Treebank vs. Xbar-based Automatic F-Structure Annotation

Josef van Genabith

Anette Frank

Andy Way

Abstract

Manual, large scale (computational) grammar development is time consuming, expensive and requires lots of linguistic expertise. More recently, a number of alternatives based on treebank resources (such as Penn-II, Susanne, AP treebank) have been explored. The idea is to automatically ``induce'' or rather read off (P)CFG grammars from the parse annotated treebank resources and to use the treebank grammars thus obtained in (probabilistic) parsing or as a starting point for further grammar development. The approach is cheap, fast, automatic, large scale, ``data driven'' and based on real language resources.

Treebank grammars typically involve large sets of lexical tags and non-lexical categories as syntactic information tends to be encoded in monadic category symbols. They feature flat rules (trees) that can ``underspecify'' attachment possibilities. Treebank grammars do not in general follow Xbar architectural design principles (this is not to say that treebank grammars do not have design principles). As a consequence, treebank grammars tend to have very large CFG rule bases (e.g. Penn-II > 17,000 CFG rules for about 1 million words of text) with often only minimally differing rules. Even though treebank grammars are large, they are still incomplete, exhibiting unabated rule accession rates. From a grammar engineering point of view, the size of the rule base poses problems for maintainability, extendability and, if a treebank grammar is to be used as a CF-base in a LFG grammar, for functional (feature-structure) annotations. From the point of view of theoretical linguistics, flat treebank trees and treebank grammars extracted from such trees do not express linguistic generalisations. From the perspective of empirical and corpus linguistics, flat trees are well-motivated as they allow underspecification of subtle and often time consuming attachment decisions. Indeed, it is sometimes doubted whether highly general Xbar schemata usefully scale to ``real'' language.

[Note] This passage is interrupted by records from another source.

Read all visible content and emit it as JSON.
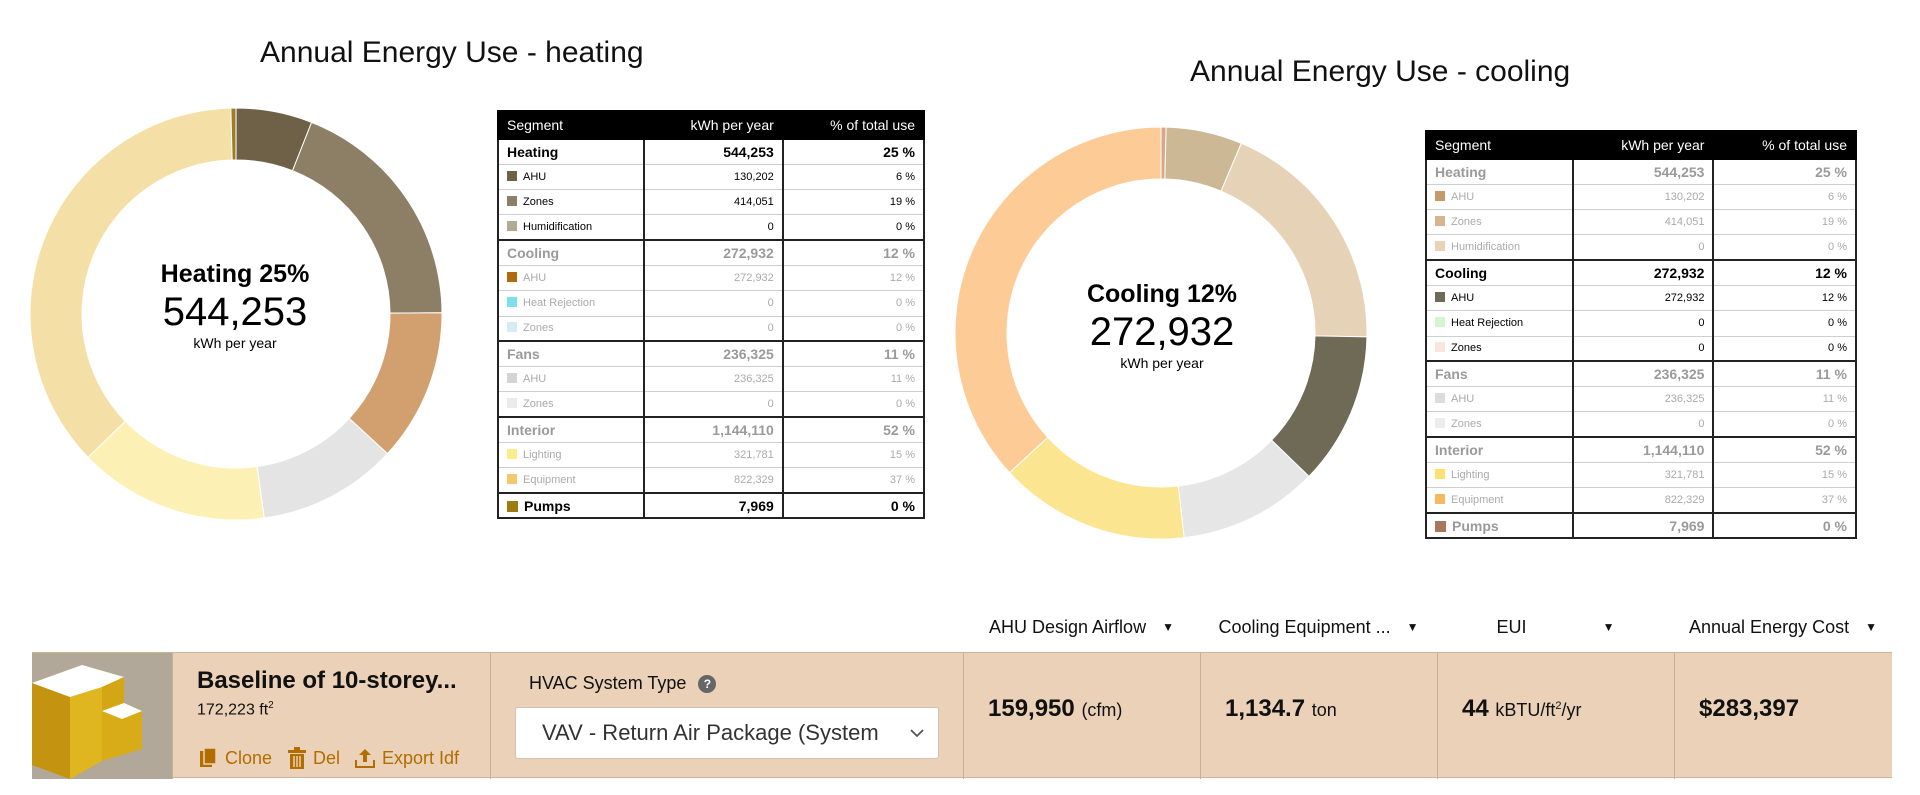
{
  "charts": {
    "heating": {
      "title": "Annual Energy Use - heating",
      "center": {
        "title": "Heating 25%",
        "value": "544,253",
        "unit": "kWh per year"
      }
    },
    "cooling": {
      "title": "Annual Energy Use - cooling",
      "center": {
        "title": "Cooling 12%",
        "value": "272,932",
        "unit": "kWh per year"
      }
    }
  },
  "chart_data": [
    {
      "type": "pie",
      "title": "Annual Energy Use - heating",
      "labels": [
        "Humidification",
        "AHU (Heating)",
        "Zones (Heating)",
        "AHU (Cooling)",
        "AHU (Fans)",
        "Lighting",
        "Equipment",
        "Pumps"
      ],
      "values": [
        0.005,
        6,
        19,
        12,
        11,
        15,
        37,
        0.4
      ],
      "colors": [
        "#c2b59a",
        "#6e6148",
        "#8c7f66",
        "#d2a06e",
        "#e4e4e4",
        "#fcf0b4",
        "#f4e0a6",
        "#9c7c24"
      ]
    },
    {
      "type": "pie",
      "title": "Annual Energy Use - cooling",
      "labels": [
        "Pumps",
        "AHU (Heating)",
        "Zones (Heating)",
        "AHU (Cooling)",
        "AHU (Fans)",
        "Lighting",
        "Equipment"
      ],
      "values": [
        0.4,
        6,
        19,
        12,
        11,
        15,
        37
      ],
      "colors": [
        "#d8a888",
        "#cdb896",
        "#e6d2b6",
        "#6e6a55",
        "#e6e6e6",
        "#fce590",
        "#fdcb95"
      ]
    }
  ],
  "tables": {
    "header": {
      "segment": "Segment",
      "kwh": "kWh per year",
      "pct": "% of total use"
    },
    "heating_rows": [
      {
        "seg": "Heating",
        "kwh": "544,253",
        "pct": "25 %",
        "type": "cat",
        "color": "",
        "muted": false
      },
      {
        "seg": "AHU",
        "kwh": "130,202",
        "pct": "6 %",
        "type": "sub",
        "color": "#6e6148",
        "muted": false
      },
      {
        "seg": "Zones",
        "kwh": "414,051",
        "pct": "19 %",
        "type": "sub",
        "color": "#8c7f66",
        "muted": false
      },
      {
        "seg": "Humidification",
        "kwh": "0",
        "pct": "0 %",
        "type": "sub",
        "color": "#b3aa96",
        "muted": false
      },
      {
        "seg": "Cooling",
        "kwh": "272,932",
        "pct": "12 %",
        "type": "cat",
        "color": "",
        "muted": true
      },
      {
        "seg": "AHU",
        "kwh": "272,932",
        "pct": "12 %",
        "type": "sub",
        "color": "#b06a10",
        "muted": true
      },
      {
        "seg": "Heat Rejection",
        "kwh": "0",
        "pct": "0 %",
        "type": "sub",
        "color": "#7ee0ec",
        "muted": true
      },
      {
        "seg": "Zones",
        "kwh": "0",
        "pct": "0 %",
        "type": "sub",
        "color": "#d4ecf4",
        "muted": true
      },
      {
        "seg": "Fans",
        "kwh": "236,325",
        "pct": "11 %",
        "type": "cat",
        "color": "",
        "muted": true
      },
      {
        "seg": "AHU",
        "kwh": "236,325",
        "pct": "11 %",
        "type": "sub",
        "color": "#d4d4d4",
        "muted": true
      },
      {
        "seg": "Zones",
        "kwh": "0",
        "pct": "0 %",
        "type": "sub",
        "color": "#ebebeb",
        "muted": true
      },
      {
        "seg": "Interior",
        "kwh": "1,144,110",
        "pct": "52 %",
        "type": "cat",
        "color": "",
        "muted": true
      },
      {
        "seg": "Lighting",
        "kwh": "321,781",
        "pct": "15 %",
        "type": "sub",
        "color": "#fcec8c",
        "muted": true
      },
      {
        "seg": "Equipment",
        "kwh": "822,329",
        "pct": "37 %",
        "type": "sub",
        "color": "#f4c870",
        "muted": true
      },
      {
        "seg": "Pumps",
        "kwh": "7,969",
        "pct": "0 %",
        "type": "cat",
        "color": "#9c7c10",
        "muted": false
      }
    ],
    "cooling_rows": [
      {
        "seg": "Heating",
        "kwh": "544,253",
        "pct": "25 %",
        "type": "cat",
        "color": "",
        "muted": true
      },
      {
        "seg": "AHU",
        "kwh": "130,202",
        "pct": "6 %",
        "type": "sub",
        "color": "#c49a6c",
        "muted": true
      },
      {
        "seg": "Zones",
        "kwh": "414,051",
        "pct": "19 %",
        "type": "sub",
        "color": "#d6b48c",
        "muted": true
      },
      {
        "seg": "Humidification",
        "kwh": "0",
        "pct": "0 %",
        "type": "sub",
        "color": "#ead2b4",
        "muted": true
      },
      {
        "seg": "Cooling",
        "kwh": "272,932",
        "pct": "12 %",
        "type": "cat",
        "color": "",
        "muted": false
      },
      {
        "seg": "AHU",
        "kwh": "272,932",
        "pct": "12 %",
        "type": "sub",
        "color": "#6e6a55",
        "muted": false
      },
      {
        "seg": "Heat Rejection",
        "kwh": "0",
        "pct": "0 %",
        "type": "sub",
        "color": "#d4f4d4",
        "muted": false
      },
      {
        "seg": "Zones",
        "kwh": "0",
        "pct": "0 %",
        "type": "sub",
        "color": "#fbe4dc",
        "muted": false
      },
      {
        "seg": "Fans",
        "kwh": "236,325",
        "pct": "11 %",
        "type": "cat",
        "color": "",
        "muted": true
      },
      {
        "seg": "AHU",
        "kwh": "236,325",
        "pct": "11 %",
        "type": "sub",
        "color": "#dcdcdc",
        "muted": true
      },
      {
        "seg": "Zones",
        "kwh": "0",
        "pct": "0 %",
        "type": "sub",
        "color": "#ececec",
        "muted": true
      },
      {
        "seg": "Interior",
        "kwh": "1,144,110",
        "pct": "52 %",
        "type": "cat",
        "color": "",
        "muted": true
      },
      {
        "seg": "Lighting",
        "kwh": "321,781",
        "pct": "15 %",
        "type": "sub",
        "color": "#fce070",
        "muted": true
      },
      {
        "seg": "Equipment",
        "kwh": "822,329",
        "pct": "37 %",
        "type": "sub",
        "color": "#f8b860",
        "muted": true
      },
      {
        "seg": "Pumps",
        "kwh": "7,969",
        "pct": "0 %",
        "type": "cat",
        "color": "#a8785c",
        "muted": true
      }
    ]
  },
  "metrics": {
    "headers": [
      "AHU Design Airflow",
      "Cooling Equipment ...",
      "EUI",
      "Annual Energy Cost"
    ],
    "airflow": {
      "value": "159,950",
      "unit": "(cfm)"
    },
    "cooling_equipment": {
      "value": "1,134.7",
      "unit": "ton"
    },
    "eui": {
      "value": "44",
      "unit_prefix": "kBTU/ft",
      "unit_sup": "2",
      "unit_suffix": "/yr"
    },
    "cost": {
      "value": "$283,397"
    }
  },
  "building": {
    "name": "Baseline of 10-storey...",
    "area_value": "172,223 ft",
    "area_sup": "2",
    "actions": {
      "clone": "Clone",
      "del": "Del",
      "export": "Export Idf"
    },
    "hvac_label": "HVAC System Type",
    "hvac_help": "?",
    "hvac_value": "VAV - Return Air Package (System"
  },
  "colors": {
    "accent": "#b26d00",
    "bar_bg": "#ead1b7"
  }
}
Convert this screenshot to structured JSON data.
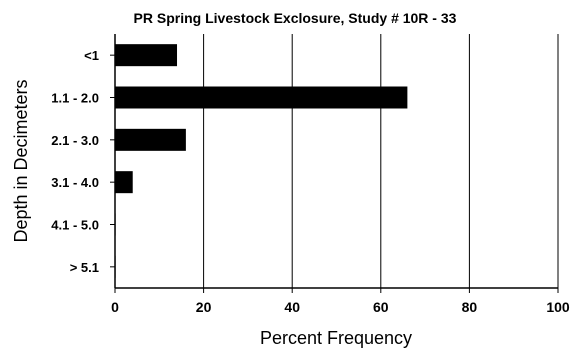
{
  "chart_data": {
    "type": "bar",
    "orientation": "horizontal",
    "title": "PR Spring Livestock Exclosure, Study # 10R - 33",
    "xlabel": "Percent Frequency",
    "ylabel": "Depth in Decimeters",
    "categories": [
      "<1",
      "1.1 - 2.0",
      "2.1 - 3.0",
      "3.1 - 4.0",
      "4.1 - 5.0",
      "> 5.1"
    ],
    "values": [
      14,
      66,
      16,
      4,
      0,
      0
    ],
    "xlim": [
      0,
      100
    ],
    "xticks": [
      0,
      20,
      40,
      60,
      80,
      100
    ],
    "grid": "vertical",
    "legend": "none",
    "bar_color": "#000000"
  }
}
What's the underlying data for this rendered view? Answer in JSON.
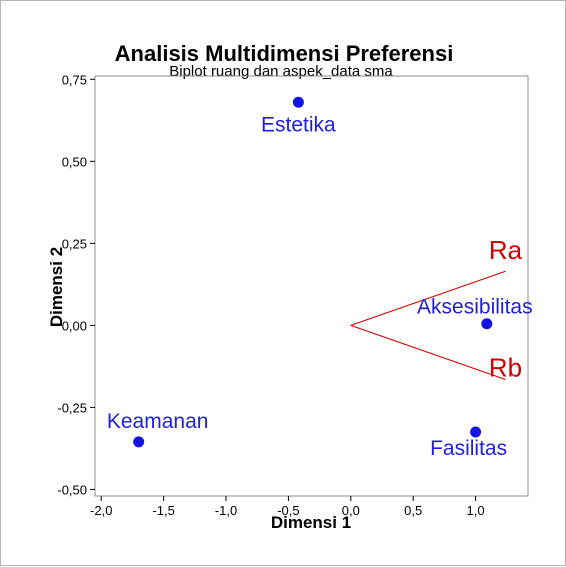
{
  "chart_data": {
    "type": "scatter",
    "title": "Analisis Multidimensi Preferensi",
    "subtitle": "Biplot ruang dan aspek_data sma",
    "xlabel": "Dimensi 1",
    "ylabel": "Dimensi 2",
    "xlim": [
      -2.05,
      1.42
    ],
    "ylim": [
      -0.52,
      0.76
    ],
    "x_ticks": [
      -2.0,
      -1.5,
      -1.0,
      -0.5,
      0.0,
      0.5,
      1.0
    ],
    "x_tick_labels": [
      "-2,0",
      "-1,5",
      "-1,0",
      "-0,5",
      "0,0",
      "0,5",
      "1,0"
    ],
    "y_ticks": [
      -0.5,
      -0.25,
      0.0,
      0.25,
      0.5,
      0.75
    ],
    "y_tick_labels": [
      "-0,50",
      "-0,25",
      "0,00",
      "0,25",
      "0,50",
      "0,75"
    ],
    "grid": false,
    "points": [
      {
        "label": "Estetika",
        "x": -0.42,
        "y": 0.68
      },
      {
        "label": "Aksesibilitas",
        "x": 1.09,
        "y": 0.005
      },
      {
        "label": "Keamanan",
        "x": -1.7,
        "y": -0.355
      },
      {
        "label": "Fasilitas",
        "x": 1.0,
        "y": -0.325
      }
    ],
    "vectors": [
      {
        "label": "Ra",
        "x": 1.24,
        "y": 0.165
      },
      {
        "label": "Rb",
        "x": 1.24,
        "y": -0.165
      }
    ],
    "colors": {
      "points": "#1414e6",
      "point_labels": "#1e1edc",
      "vectors": "#d20000"
    }
  }
}
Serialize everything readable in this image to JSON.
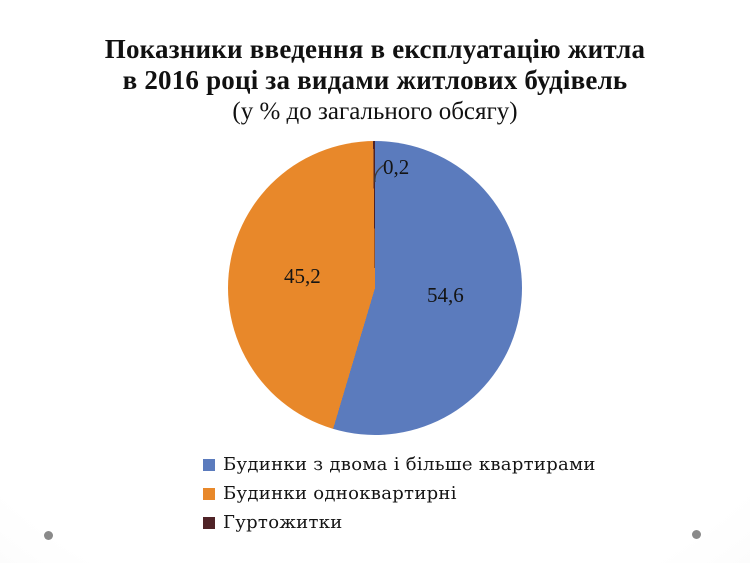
{
  "slide": {
    "title_line1": "Показники введення в експлуатацію житла",
    "title_line2": "в 2016 році за видами житлових будівель",
    "title_line3": "(у % до загального обсягу)"
  },
  "colors": {
    "series_blue": "#5B7BBD",
    "series_orange": "#E8882A",
    "series_maroon": "#4F2327",
    "text": "#111111",
    "decoration_dot": "#8A8A8A"
  },
  "chart_data": {
    "type": "pie",
    "title": "Показники введення в експлуатацію житла в 2016 році за видами житлових будівель (у % до загального обсягу)",
    "unit": "%",
    "start_angle_deg": 0,
    "direction": "clockwise",
    "legend_position": "bottom-left",
    "slices": [
      {
        "label": "Будинки з двома і більше квартирами",
        "value": 54.6,
        "display_value": "54,6",
        "color": "#5B7BBD"
      },
      {
        "label": "Будинки одноквартирні",
        "value": 45.2,
        "display_value": "45,2",
        "color": "#E8882A"
      },
      {
        "label": "Гуртожитки",
        "value": 0.2,
        "display_value": "0,2",
        "color": "#4F2327"
      }
    ]
  }
}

In previous work we developed methodologies for automatic feature-structure annotation of grammars extracted from treebanks. Automatic annotation of ``raw'' treebank grammars is difficult as annotation rules often need to identify subsequences in the RHSs of flat treebank rules as they explicitly encode head, complement and modifier relations. Xbar based CFG rules should substantially facilitate automatic feature-structure annotation of grammar rules.

In the present paper we conduct a number of experiments to explore a space of possible grammars based on a small fragment of the AP treebank resource. Starting with the original treebank fragment we automatically extract a CFG G. We then apply an automatic structure preserving grammar compaction step which generalises categories in the original treebank fragment and reduces the number of rules extracted, resulting in a generalised treebank fragment and in a compacted grammar Gc. The generalised fragment is then manually corrected to catch missed constituents (and the like) resulting in an automatically extracted, compacted and (effectively manually) corrected grammar Gc,m. Manual correction proceeds in the ``spirit'' of treebank grammars (we do not introduce Xbar analyses). We then explore how many of the manual correction steps on treebank trees can be achieved automatically. We develop, implement and test an automatic treebank ``grooming'' methodology which is applied to the generalised treebank fragment to yield a compacted and automatically corrected grammar Gc,a. Grammars Gc,m and Gc,a are very similar to compiled out ``flat'' LFG-82 style grammars. We explore regular expression based compaction (both manual and automatic) to relate Gc,m to a LFG-82 style grammar design. Finally, we manually recode a subsection of the generalised and manually corrected treebank fragment into ``vanilla-flavour'' XBar based trees. From these we extract a compacted, manually corrected, XBar based grammar Gc,m,x. We evaluate our grammars and methods using standard labelled bracketing measures and according to how well they perform under automatic feature-structure annotation tasks.